C’est en se plaçant à ce point de vue que M. de Moustier, après l’entretien de M. de Goltz avec l’empereur, mettait le gouvernement néerlandais en demeure de sanctionner contractuellement les arrangemens intervenus entre les deux souverains.

« Nous persistons, télégraphiait-il le 3 avril à M. Baudin, à considérer le roi comme personnellement engagé. Nous ne le compromettrons pas, mais il faut qu’il ne fasse aucune nouvelle démarche, comme celle qui a eu un si fâcheux résultat et dont M. de Bismarck se plaint amèrement. Il faut aussi que l’on ne permette pas que le prince Henri provoque dans le grand-duché des contre-manifestations ; cela est de la plus haute importance. »

M. de Zuylen était ébranlé ; il se sentait moralement engagé, il savait que déjà une partie du prix de cession était réglée. D’ailleurs les nouvelles qu’il avait reçues le matin même de M. de Bylandt étaient plus tranquillisantes ; la tourmente parlementaire paraissait conjurée, M. de Bismarck avait répondu en termes courtois à sa note du 31 mars. Le président du conseil s’était plu à reconnaître qu’il n’existait aucune solidarité entre le gouvernement hollandais et le Luxembourg ; il ne s’était pas prévalu de la manifestation du Reichstag pour s’opposer à la cession. M. de Zuylen connaissait aussi la démarche que le comte de Goltz venait de faire auprès de l’empereur ; il allait céder aux instances de M. Baudin lorsque le comte Perponcher s’annonça.
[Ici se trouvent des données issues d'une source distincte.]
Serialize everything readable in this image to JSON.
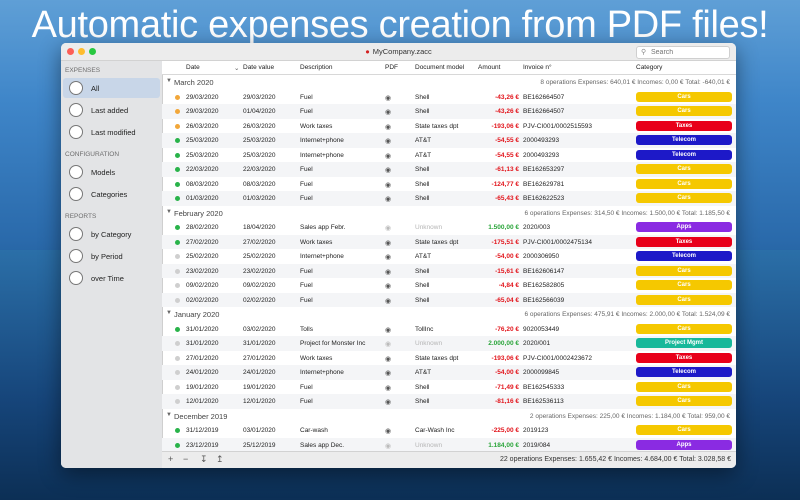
{
  "headline": "Automatic expenses creation from PDF files!",
  "window": {
    "title": "MyCompany.zacc"
  },
  "search": {
    "placeholder": "Search"
  },
  "sidebar": {
    "sections": [
      {
        "label": "EXPENSES"
      },
      {
        "label": "CONFIGURATION"
      },
      {
        "label": "REPORTS"
      }
    ],
    "items": [
      {
        "label": "All",
        "icon": "piggy-bank-icon"
      },
      {
        "label": "Last added",
        "icon": "clock-plus-icon"
      },
      {
        "label": "Last modified",
        "icon": "clock-edit-icon"
      },
      {
        "label": "Models",
        "icon": "gear-icon"
      },
      {
        "label": "Categories",
        "icon": "tag-icon"
      },
      {
        "label": "by Category",
        "icon": "pie-chart-icon"
      },
      {
        "label": "by Period",
        "icon": "bar-chart-icon"
      },
      {
        "label": "over Time",
        "icon": "line-chart-icon"
      }
    ]
  },
  "columns": [
    "Date",
    "Date value",
    "Description",
    "PDF",
    "Document model",
    "Amount",
    "Invoice n°",
    "Category"
  ],
  "colors": {
    "Cars": "#f5c800",
    "Taxes": "#e8001a",
    "Telecom": "#1d19c8",
    "Apps": "#8a2be2",
    "Project Mgmt": "#18b89a"
  },
  "groups": [
    {
      "title": "March 2020",
      "summary": "8 operations    Expenses: 640,01 €    Incomes: 0,00 €    Total: -640,01 €",
      "rows": [
        {
          "status": "#f2a73a",
          "date": "29/03/2020",
          "date_value": "29/03/2020",
          "desc": "Fuel",
          "model": "Shell",
          "amount": "-43,26 €",
          "invoice": "BE162664507",
          "category": "Cars"
        },
        {
          "status": "#f2a73a",
          "date": "29/03/2020",
          "date_value": "01/04/2020",
          "desc": "Fuel",
          "model": "Shell",
          "amount": "-43,26 €",
          "invoice": "BE162664507",
          "category": "Cars"
        },
        {
          "status": "#f2a73a",
          "date": "26/03/2020",
          "date_value": "26/03/2020",
          "desc": "Work taxes",
          "model": "State taxes dpt",
          "amount": "-193,06 €",
          "invoice": "PJV-CI001/0002515593",
          "category": "Taxes"
        },
        {
          "status": "#29b34a",
          "date": "25/03/2020",
          "date_value": "25/03/2020",
          "desc": "Internet+phone",
          "model": "AT&T",
          "amount": "-54,55 €",
          "invoice": "2000493293",
          "category": "Telecom"
        },
        {
          "status": "#29b34a",
          "date": "25/03/2020",
          "date_value": "25/03/2020",
          "desc": "Internet+phone",
          "model": "AT&T",
          "amount": "-54,55 €",
          "invoice": "2000493293",
          "category": "Telecom"
        },
        {
          "status": "#29b34a",
          "date": "22/03/2020",
          "date_value": "22/03/2020",
          "desc": "Fuel",
          "model": "Shell",
          "amount": "-61,13 €",
          "invoice": "BE162653297",
          "category": "Cars"
        },
        {
          "status": "#29b34a",
          "date": "08/03/2020",
          "date_value": "08/03/2020",
          "desc": "Fuel",
          "model": "Shell",
          "amount": "-124,77 €",
          "invoice": "BE162629781",
          "category": "Cars"
        },
        {
          "status": "#29b34a",
          "date": "01/03/2020",
          "date_value": "01/03/2020",
          "desc": "Fuel",
          "model": "Shell",
          "amount": "-65,43 €",
          "invoice": "BE162622523",
          "category": "Cars"
        }
      ]
    },
    {
      "title": "February 2020",
      "summary": "6 operations    Expenses: 314,50 €    Incomes: 1.500,00 €    Total: 1.185,50 €",
      "rows": [
        {
          "status": "#29b34a",
          "date": "28/02/2020",
          "date_value": "18/04/2020",
          "desc": "Sales app Febr.",
          "model": "Unknown",
          "amount": "1.500,00 €",
          "invoice": "2020/003",
          "category": "Apps",
          "income": true
        },
        {
          "status": "#29b34a",
          "date": "27/02/2020",
          "date_value": "27/02/2020",
          "desc": "Work taxes",
          "model": "State taxes dpt",
          "amount": "-175,51 €",
          "invoice": "PJV-CI001/0002475134",
          "category": "Taxes"
        },
        {
          "status": "#cfcfcf",
          "date": "25/02/2020",
          "date_value": "25/02/2020",
          "desc": "Internet+phone",
          "model": "AT&T",
          "amount": "-54,00 €",
          "invoice": "2000306950",
          "category": "Telecom"
        },
        {
          "status": "#cfcfcf",
          "date": "23/02/2020",
          "date_value": "23/02/2020",
          "desc": "Fuel",
          "model": "Shell",
          "amount": "-15,61 €",
          "invoice": "BE162606147",
          "category": "Cars"
        },
        {
          "status": "#cfcfcf",
          "date": "09/02/2020",
          "date_value": "09/02/2020",
          "desc": "Fuel",
          "model": "Shell",
          "amount": "-4,84 €",
          "invoice": "BE162582805",
          "category": "Cars"
        },
        {
          "status": "#cfcfcf",
          "date": "02/02/2020",
          "date_value": "02/02/2020",
          "desc": "Fuel",
          "model": "Shell",
          "amount": "-65,04 €",
          "invoice": "BE162566039",
          "category": "Cars"
        }
      ]
    },
    {
      "title": "January 2020",
      "summary": "6 operations    Expenses: 475,91 €    Incomes: 2.000,00 €    Total: 1.524,09 €",
      "rows": [
        {
          "status": "#29b34a",
          "date": "31/01/2020",
          "date_value": "03/02/2020",
          "desc": "Tolls",
          "model": "TollInc",
          "amount": "-76,20 €",
          "invoice": "9020053449",
          "category": "Cars"
        },
        {
          "status": "#cfcfcf",
          "date": "31/01/2020",
          "date_value": "31/01/2020",
          "desc": "Project for Monster Inc",
          "model": "Unknown",
          "amount": "2.000,00 €",
          "invoice": "2020/001",
          "category": "Project Mgmt",
          "income": true
        },
        {
          "status": "#cfcfcf",
          "date": "27/01/2020",
          "date_value": "27/01/2020",
          "desc": "Work taxes",
          "model": "State taxes dpt",
          "amount": "-193,06 €",
          "invoice": "PJV-CI001/0002423672",
          "category": "Taxes"
        },
        {
          "status": "#cfcfcf",
          "date": "24/01/2020",
          "date_value": "24/01/2020",
          "desc": "Internet+phone",
          "model": "AT&T",
          "amount": "-54,00 €",
          "invoice": "2000099845",
          "category": "Telecom"
        },
        {
          "status": "#cfcfcf",
          "date": "19/01/2020",
          "date_value": "19/01/2020",
          "desc": "Fuel",
          "model": "Shell",
          "amount": "-71,49 €",
          "invoice": "BE162545333",
          "category": "Cars"
        },
        {
          "status": "#cfcfcf",
          "date": "12/01/2020",
          "date_value": "12/01/2020",
          "desc": "Fuel",
          "model": "Shell",
          "amount": "-81,16 €",
          "invoice": "BE162536113",
          "category": "Cars"
        }
      ]
    },
    {
      "title": "December 2019",
      "summary": "2 operations    Expenses: 225,00 €    Incomes: 1.184,00 €    Total: 959,00 €",
      "rows": [
        {
          "status": "#29b34a",
          "date": "31/12/2019",
          "date_value": "03/01/2020",
          "desc": "Car-wash",
          "model": "Car-Wash Inc",
          "amount": "-225,00 €",
          "invoice": "2019123",
          "category": "Cars"
        },
        {
          "status": "#29b34a",
          "date": "23/12/2019",
          "date_value": "25/12/2019",
          "desc": "Sales app Dec.",
          "model": "Unknown",
          "amount": "1.184,00 €",
          "invoice": "2019/084",
          "category": "Apps",
          "income": true
        }
      ]
    }
  ],
  "footer": {
    "totals": "22 operations    Expenses: 1.655,42 €    Incomes: 4.684,00 €    Total: 3.028,58 €"
  }
}
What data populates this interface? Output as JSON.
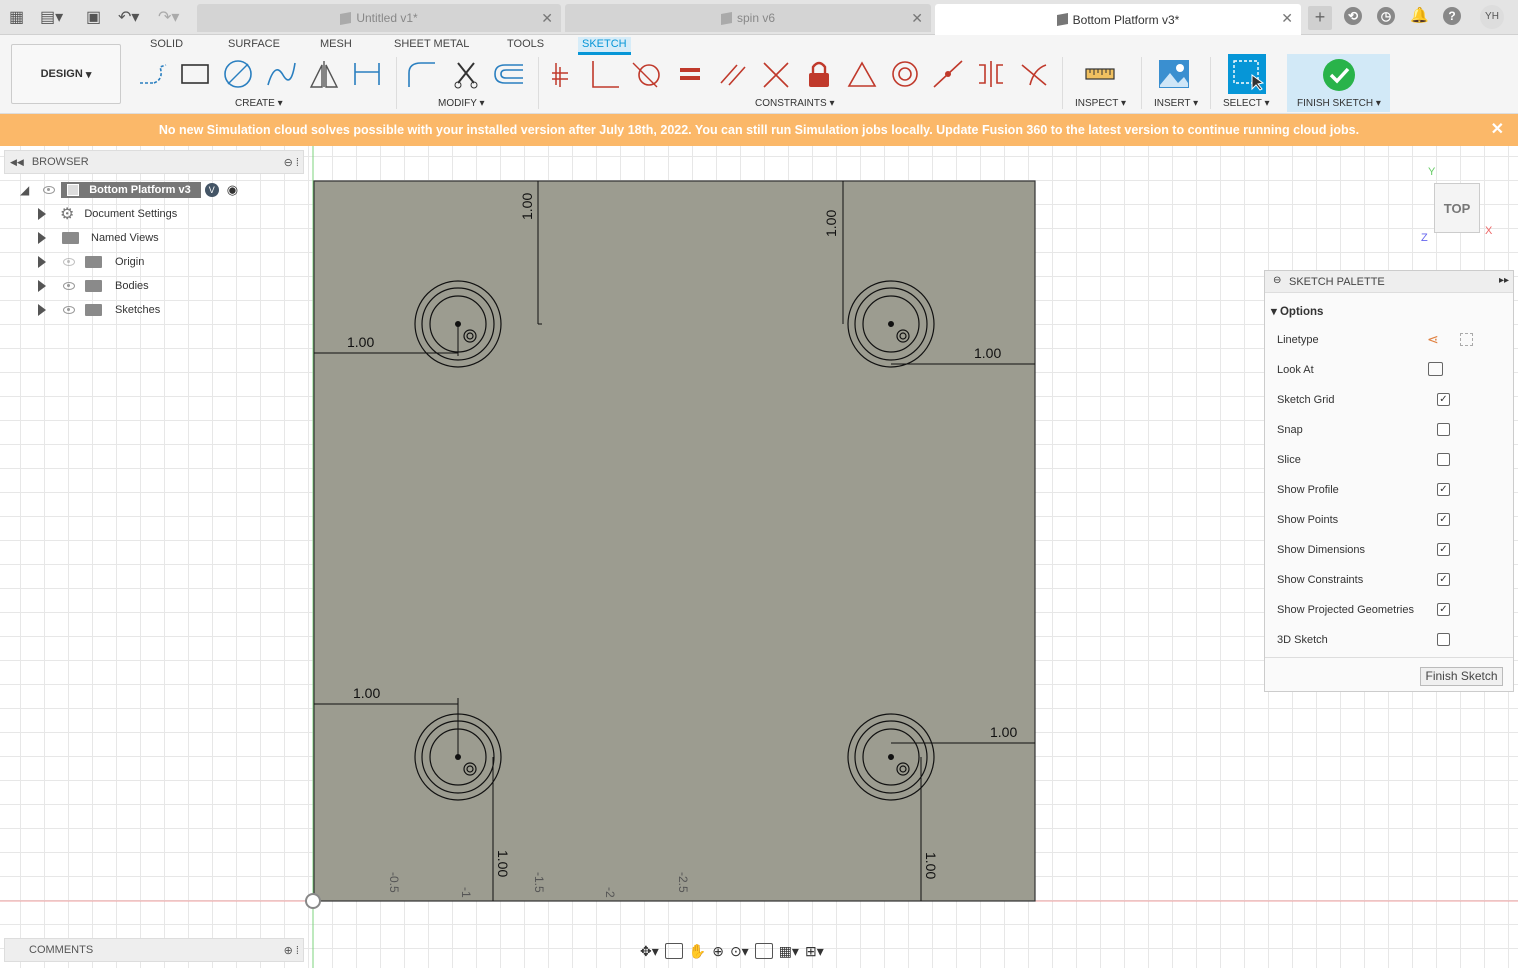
{
  "tabs": [
    {
      "label": "Untitled v1*",
      "active": false
    },
    {
      "label": "spin v6",
      "active": false
    },
    {
      "label": "Bottom Platform v3*",
      "active": true
    }
  ],
  "user_initials": "YH",
  "workspace_button": "DESIGN",
  "workspace_tabs": [
    "SOLID",
    "SURFACE",
    "MESH",
    "SHEET METAL",
    "TOOLS",
    "SKETCH"
  ],
  "groups": {
    "create": "CREATE",
    "modify": "MODIFY",
    "constraints": "CONSTRAINTS",
    "inspect": "INSPECT",
    "insert": "INSERT",
    "select": "SELECT",
    "finish": "FINISH SKETCH"
  },
  "banner": {
    "text": "No new Simulation cloud solves possible with your installed version after July 18th, 2022. You can still run Simulation jobs locally. Update Fusion 360 to the latest version to continue running cloud jobs.",
    "close": "✕"
  },
  "browser": {
    "title": "BROWSER",
    "root": "Bottom Platform v3",
    "items": [
      "Document Settings",
      "Named Views",
      "Origin",
      "Bodies",
      "Sketches"
    ]
  },
  "comments": "COMMENTS",
  "viewcube": {
    "face": "TOP",
    "axis_x": "X",
    "axis_y": "Y",
    "axis_z": "Z"
  },
  "palette": {
    "title": "SKETCH PALETTE",
    "section": "Options",
    "rows": [
      {
        "label": "Linetype",
        "kind": "icon"
      },
      {
        "label": "Look At",
        "kind": "icon"
      },
      {
        "label": "Sketch Grid",
        "checked": true
      },
      {
        "label": "Snap",
        "checked": false
      },
      {
        "label": "Slice",
        "checked": false
      },
      {
        "label": "Show Profile",
        "checked": true
      },
      {
        "label": "Show Points",
        "checked": true
      },
      {
        "label": "Show Dimensions",
        "checked": true
      },
      {
        "label": "Show Constraints",
        "checked": true
      },
      {
        "label": "Show Projected Geometries",
        "checked": true
      },
      {
        "label": "3D Sketch",
        "checked": false
      }
    ],
    "finish_button": "Finish Sketch"
  },
  "sketch": {
    "dimensions": {
      "top_left_v": "1.00",
      "top_left_h": "1.00",
      "top_right_v": "1.00",
      "top_right_h": "1.00",
      "bottom_left_h": "1.00",
      "bottom_left_v": "1.00",
      "bottom_right_h": "1.00",
      "bottom_right_v": "1.00"
    },
    "axis_ticks": [
      "-0.5",
      "-1",
      "-1.5",
      "-2",
      "-2.5"
    ]
  }
}
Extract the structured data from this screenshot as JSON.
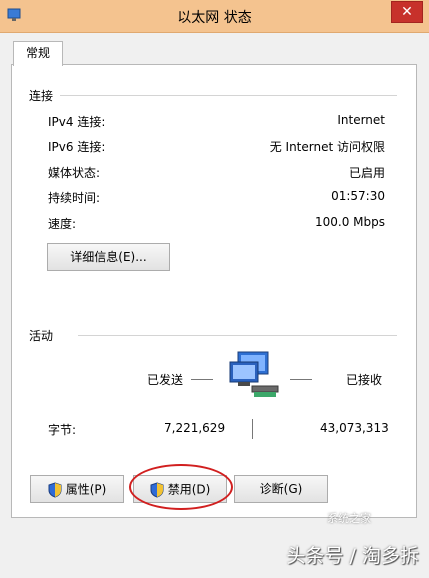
{
  "window": {
    "title": "以太网 状态",
    "close_glyph": "✕"
  },
  "tabs": [
    {
      "label": "常规"
    }
  ],
  "connection": {
    "group_title": "连接",
    "rows": [
      {
        "label": "IPv4 连接:",
        "value": "Internet"
      },
      {
        "label": "IPv6 连接:",
        "value": "无 Internet 访问权限"
      },
      {
        "label": "媒体状态:",
        "value": "已启用"
      },
      {
        "label": "持续时间:",
        "value": "01:57:30"
      },
      {
        "label": "速度:",
        "value": "100.0 Mbps"
      }
    ],
    "details_button": "详细信息(E)..."
  },
  "activity": {
    "group_title": "活动",
    "sent_label": "已发送",
    "received_label": "已接收",
    "bytes_label": "字节:",
    "bytes_sent": "7,221,629",
    "bytes_received": "43,073,313"
  },
  "buttons": {
    "properties": "属性(P)",
    "disable": "禁用(D)",
    "diagnose": "诊断(G)"
  },
  "watermark": {
    "text": "头条号 / 淘多拆",
    "badge": "系统之家"
  },
  "colors": {
    "titlebar": "#f4c38f",
    "close": "#c7312b",
    "annotation": "#d11f1f"
  }
}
Il venait déclarer que le cabinet de Berlin, en face du soulèvement de l’opinion publique allemande, se verrait forcé de considérer la cession du Luxembourg à la France comme un cas de guerre. « Le roi des Pays-Bas, disait-il, a la liberté de ses actes, mais il en a aussi la responsabilité, et s’il a vu jusqu’à présent dans la transaction qu’il poursuivait une garantie pour la paix générale, il est de mon de voir de le détromper. Mon gouvernement lui déconseille de la manière la plus formelle d’abandonner le Luxembourg à la France. »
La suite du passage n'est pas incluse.